Biden’s Plan Does More Than Simply Tweak the ACA

It isn’t Medicare for all, but the former vice president’s “Affordable Care Act 2.0” includes provisions that Congress rejected in Obamacare.

Former Vice President Joseph Biden’s health care proposal has been derided as not going far enough by some of his opponents for the Democratic presidential nomination. But as Kaiser Health News (KHN) reports, the plan includes major changes in the health care system.

“It would do things Democrats have called for repeatedly since the ACA was passed,” KHN reports. “Among them is a provision to that would ‘uncap’ federal help to pay for health insurance premiums—assistance that is now available only to those with incomes below 400% of the poverty level, or about $50,000 for an individual.”

In addition, Biden’s plan would ensure that nobody has to pay more than 8.5% of their income for health insurance premiums, and also lowers deductibles and copayments.

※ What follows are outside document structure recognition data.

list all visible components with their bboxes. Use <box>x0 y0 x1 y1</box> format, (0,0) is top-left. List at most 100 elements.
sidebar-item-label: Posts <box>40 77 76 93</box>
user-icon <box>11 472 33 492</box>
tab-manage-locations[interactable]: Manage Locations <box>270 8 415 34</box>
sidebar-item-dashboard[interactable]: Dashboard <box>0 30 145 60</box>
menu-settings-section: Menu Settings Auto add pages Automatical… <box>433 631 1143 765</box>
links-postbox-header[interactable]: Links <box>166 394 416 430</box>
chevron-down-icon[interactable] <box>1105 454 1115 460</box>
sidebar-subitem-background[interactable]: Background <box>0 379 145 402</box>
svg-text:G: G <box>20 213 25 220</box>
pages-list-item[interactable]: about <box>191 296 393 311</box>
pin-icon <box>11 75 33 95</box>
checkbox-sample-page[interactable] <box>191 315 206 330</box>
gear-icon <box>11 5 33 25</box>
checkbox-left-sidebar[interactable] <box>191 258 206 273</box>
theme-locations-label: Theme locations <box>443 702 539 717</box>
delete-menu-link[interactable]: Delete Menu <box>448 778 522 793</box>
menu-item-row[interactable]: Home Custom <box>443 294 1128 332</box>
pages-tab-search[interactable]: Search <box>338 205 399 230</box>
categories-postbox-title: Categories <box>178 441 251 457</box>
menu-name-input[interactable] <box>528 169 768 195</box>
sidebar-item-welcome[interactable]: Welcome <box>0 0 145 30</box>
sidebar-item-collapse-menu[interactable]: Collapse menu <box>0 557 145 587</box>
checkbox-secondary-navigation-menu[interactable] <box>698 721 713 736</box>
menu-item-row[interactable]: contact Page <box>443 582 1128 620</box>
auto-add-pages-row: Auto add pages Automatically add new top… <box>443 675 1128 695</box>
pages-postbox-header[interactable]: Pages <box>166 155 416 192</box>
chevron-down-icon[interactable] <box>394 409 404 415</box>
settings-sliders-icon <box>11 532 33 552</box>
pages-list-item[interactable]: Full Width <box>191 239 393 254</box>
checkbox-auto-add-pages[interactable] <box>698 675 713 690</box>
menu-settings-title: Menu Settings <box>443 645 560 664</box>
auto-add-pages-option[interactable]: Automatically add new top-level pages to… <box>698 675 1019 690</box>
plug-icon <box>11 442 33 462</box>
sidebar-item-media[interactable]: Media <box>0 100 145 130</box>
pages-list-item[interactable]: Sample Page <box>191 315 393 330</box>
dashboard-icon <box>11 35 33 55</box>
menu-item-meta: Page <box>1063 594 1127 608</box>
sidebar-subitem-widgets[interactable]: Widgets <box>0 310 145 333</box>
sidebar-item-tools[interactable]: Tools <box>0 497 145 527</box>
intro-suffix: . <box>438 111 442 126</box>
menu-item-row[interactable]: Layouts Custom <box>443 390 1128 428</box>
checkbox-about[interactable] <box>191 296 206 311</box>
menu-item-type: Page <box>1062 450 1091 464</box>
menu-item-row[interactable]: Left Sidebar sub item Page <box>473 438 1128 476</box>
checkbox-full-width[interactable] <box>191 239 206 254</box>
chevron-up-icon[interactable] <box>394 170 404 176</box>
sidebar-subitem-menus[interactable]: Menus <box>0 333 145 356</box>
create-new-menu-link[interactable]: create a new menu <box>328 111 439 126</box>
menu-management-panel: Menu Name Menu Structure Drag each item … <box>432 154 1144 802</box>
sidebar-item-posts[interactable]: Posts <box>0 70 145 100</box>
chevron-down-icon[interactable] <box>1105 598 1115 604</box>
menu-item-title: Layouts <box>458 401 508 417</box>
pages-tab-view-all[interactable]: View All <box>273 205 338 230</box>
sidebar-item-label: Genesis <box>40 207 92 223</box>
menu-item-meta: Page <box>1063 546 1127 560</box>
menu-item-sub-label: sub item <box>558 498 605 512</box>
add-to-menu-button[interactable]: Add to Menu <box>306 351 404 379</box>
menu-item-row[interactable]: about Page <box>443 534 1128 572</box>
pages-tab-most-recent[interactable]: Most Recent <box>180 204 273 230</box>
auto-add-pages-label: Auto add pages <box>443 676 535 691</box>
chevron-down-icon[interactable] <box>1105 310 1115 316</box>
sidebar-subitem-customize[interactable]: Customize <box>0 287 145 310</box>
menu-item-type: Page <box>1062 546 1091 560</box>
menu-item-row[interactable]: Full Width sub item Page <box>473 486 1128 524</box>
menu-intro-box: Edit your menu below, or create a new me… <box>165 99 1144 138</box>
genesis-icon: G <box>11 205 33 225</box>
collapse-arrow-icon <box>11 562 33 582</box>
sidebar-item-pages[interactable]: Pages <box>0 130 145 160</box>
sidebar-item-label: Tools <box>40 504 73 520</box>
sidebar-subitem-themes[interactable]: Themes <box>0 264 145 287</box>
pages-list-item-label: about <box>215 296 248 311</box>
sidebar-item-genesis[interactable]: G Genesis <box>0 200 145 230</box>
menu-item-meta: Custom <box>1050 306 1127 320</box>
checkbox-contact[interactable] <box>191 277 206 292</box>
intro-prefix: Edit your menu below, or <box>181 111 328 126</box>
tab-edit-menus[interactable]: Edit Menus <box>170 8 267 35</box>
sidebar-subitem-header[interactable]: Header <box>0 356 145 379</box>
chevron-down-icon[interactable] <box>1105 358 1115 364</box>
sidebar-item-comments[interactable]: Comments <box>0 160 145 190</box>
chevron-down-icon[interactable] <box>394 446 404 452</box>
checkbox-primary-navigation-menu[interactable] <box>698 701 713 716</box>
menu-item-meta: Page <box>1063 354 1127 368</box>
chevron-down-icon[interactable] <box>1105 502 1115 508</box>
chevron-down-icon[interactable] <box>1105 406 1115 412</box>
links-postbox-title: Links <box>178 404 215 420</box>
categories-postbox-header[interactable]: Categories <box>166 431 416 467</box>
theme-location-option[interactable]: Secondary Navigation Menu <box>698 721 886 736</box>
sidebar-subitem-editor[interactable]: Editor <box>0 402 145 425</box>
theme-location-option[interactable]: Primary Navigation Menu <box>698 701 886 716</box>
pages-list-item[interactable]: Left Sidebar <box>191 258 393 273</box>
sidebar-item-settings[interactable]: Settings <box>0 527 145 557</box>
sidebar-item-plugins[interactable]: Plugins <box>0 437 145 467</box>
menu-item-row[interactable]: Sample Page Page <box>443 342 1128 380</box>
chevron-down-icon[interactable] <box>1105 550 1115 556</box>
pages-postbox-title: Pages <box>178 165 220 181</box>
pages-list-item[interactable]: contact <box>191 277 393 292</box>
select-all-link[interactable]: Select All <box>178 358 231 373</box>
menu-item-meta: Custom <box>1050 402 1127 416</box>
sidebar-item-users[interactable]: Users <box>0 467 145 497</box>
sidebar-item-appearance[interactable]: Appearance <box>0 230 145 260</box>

Then there’s the public option, a government-sponsored plan that would compete with commercial insurers in the health care marketplace. Former President Obama tried to include that in the ACA, but Congress wouldn’t budge. It couldn’t get the 60 votes needed in the Senate even though there were 60 Democrats in the Senate at that time. The public option, as Biden sees it, would be available to many more people than the approximately 20 million people currently in the individual insurance market.

“Most controversial, though, is that the 2.5 million people ineligible for either Medicaid or private insurance subsidies because their states have chosen not to expand Medicaid would be automatically enrolled in the new public option, at no cost to them or the states where they live,” KHN reports.

Critics charge that that represents a gift to the 14 states that haven’t expanded Medicaid under the ACA because they don’t have to pay the 10% of the cost for new Medicaid enrollees that the expansion states have to.